A CHAMPAGNE modell nagyméretű internetes videókból tanulja meg a valós beszélgetéseket
Researchers with Seoul National University, the Allen Institute for Artificial Intelligence, the University of Washington, and Yonsei University have built 'CHAMPAGNE', a multimodal dialog model. "CHAMPAGNE takes in video frames, a video title, and a dialogue context as input and returns a dialogue response as output."
The idea is that by giving the model access to the visual as well as verbal context from a scene, it'll be better able to generate dialogue that feels intuitive.
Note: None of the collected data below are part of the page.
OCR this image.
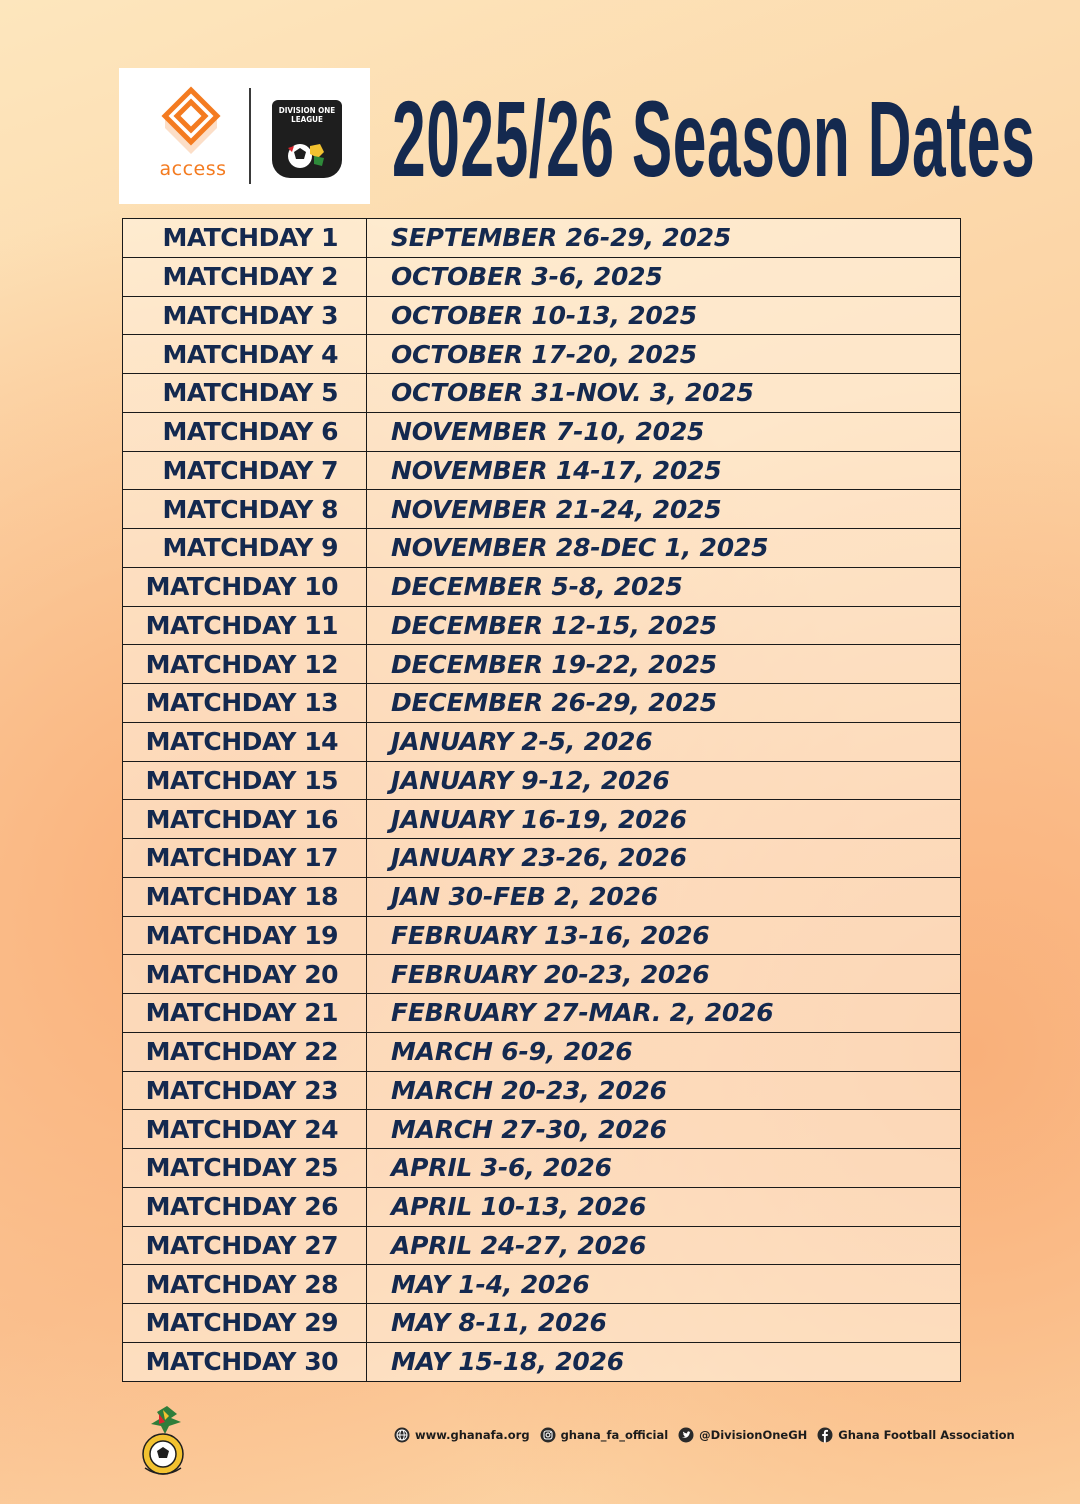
access
DIVISION ONE LEAGUE 2025/26 Season Dates
MATCHDAY 1	SEPTEMBER 26-29, 2025
MATCHDAY 2	OCTOBER 3-6, 2025
MATCHDAY 3	OCTOBER 10-13, 2025
MATCHDAY 4	OCTOBER 17-20, 2025
MATCHDAY 5	OCTOBER 31-NOV. 3, 2025
MATCHDAY 6	NOVEMBER 7-10, 2025
MATCHDAY 7	NOVEMBER 14-17, 2025
MATCHDAY 8	NOVEMBER 21-24, 2025
MATCHDAY 9	NOVEMBER 28-DEC 1, 2025
MATCHDAY 10	DECEMBER 5-8, 2025
MATCHDAY 11	DECEMBER 12-15, 2025
MATCHDAY 12	DECEMBER 19-22, 2025
MATCHDAY 13	DECEMBER 26-29, 2025
MATCHDAY 14	JANUARY 2-5, 2026
MATCHDAY 15	JANUARY 9-12, 2026
MATCHDAY 16	JANUARY 16-19, 2026
MATCHDAY 17	JANUARY 23-26, 2026
MATCHDAY 18	JAN 30-FEB 2, 2026
MATCHDAY 19	FEBRUARY 13-16, 2026
MATCHDAY 20	FEBRUARY 20-23, 2026
MATCHDAY 21	FEBRUARY 27-MAR. 2, 2026
MATCHDAY 22	MARCH 6-9, 2026
MATCHDAY 23	MARCH 20-23, 2026
MATCHDAY 24	MARCH 27-30, 2026
MATCHDAY 25	APRIL 3-6, 2026
MATCHDAY 26	APRIL 10-13, 2026
MATCHDAY 27	APRIL 24-27, 2026
MATCHDAY 28	MAY 1-4, 2026
MATCHDAY 29	MAY 8-11, 2026
MATCHDAY 30	MAY 15-18, 2026
www.ghanafa.org	ghana_fa_official	@DivisionOneGH	Ghana Football Association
In evaluations, this seems to work quite well, with CHAMPAGNE models doing better on a range of open-domain text conversations, and benchmarks involving understanding social interactions.
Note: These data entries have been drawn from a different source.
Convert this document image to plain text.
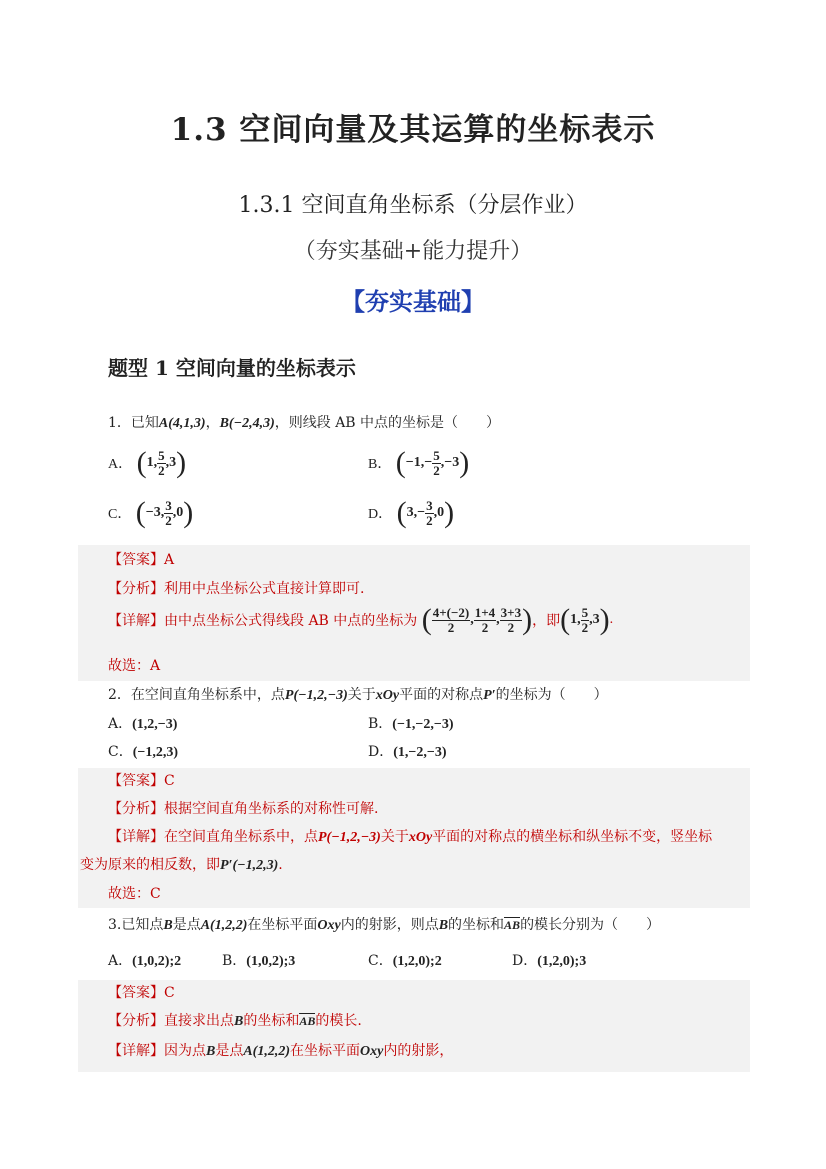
1.3 空间向量及其运算的坐标表示
1.3.1 空间直角坐标系（分层作业）
（夯实基础+能力提升）
【夯实基础】
题型 1 空间向量的坐标表示
1．已知A(4,1,3)，B(−2,4,3)，则线段 AB 中点的坐标是（　　）
A． (1, $\frac{5}{2} ,3$)	B． $(-1,- \frac{5}{2} ,-3)$
C． (−3, $\frac{3}{2} ,0$)	D． $(3,- \frac{3}{2} ,0)$
【答案】A
【分析】利用中点坐标公式直接计算即可.
【详解】由中点坐标公式得线段 AB 中点的坐标为 ( $\frac{4+(-2)}{2}$ , $\frac{1+4}{2}$ , $\frac{3+3}{2}$ )，即(1, $\frac{5}{2} ,3$).
故选：A
2．在空间直角坐标系中，点P(−1,2,−3)关于xOy平面的对称点P′的坐标为（　　）
A．(1,2,−3)	B．(−1,−2,−3)
C．(−1,2,3)	D．(1,−2,−3)
【答案】C
【分析】根据空间直角坐标系的对称性可解.
【详解】在空间直角坐标系中，点P(−1,2,−3)关于xOy平面的对称点的横坐标和纵坐标不变，竖坐标
变为原来的相反数，即P′(−1,2,3).
故选：C
3.已知点B是点A(1,2,2)在坐标平面Oxy内的射影，则点B的坐标和AB的模长分别为（　　）
A．(1,0,2);2	B．(1,0,2);3	C．(1,2,0);2	D．(1,2,0);3
【答案】C
【分析】直接求出点B的坐标和AB的模长.
【详解】因为点B是点A(1,2,2)在坐标平面Oxy内的射影，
- Built using the large-scale YTD-18M dataset
- YTD-18M contains data from 20 million YouTube videos
- Uses a language model to convert noisy YouTube transcripts into formatted dialogues
- Associates dialogues directly with specific video frames
Models like CHAMPAGNE show that the silent social cues in conversation are, much like every other fuzzy pattern, something that you can teach a machine to understand given a large enough dataset. It also suggests some of the more tantalizing and weird things we can look forward to in the future - AI models that observe you, trying to predict what will satisfy you not only by modeling you as an emitter-of-text, but as an organic form.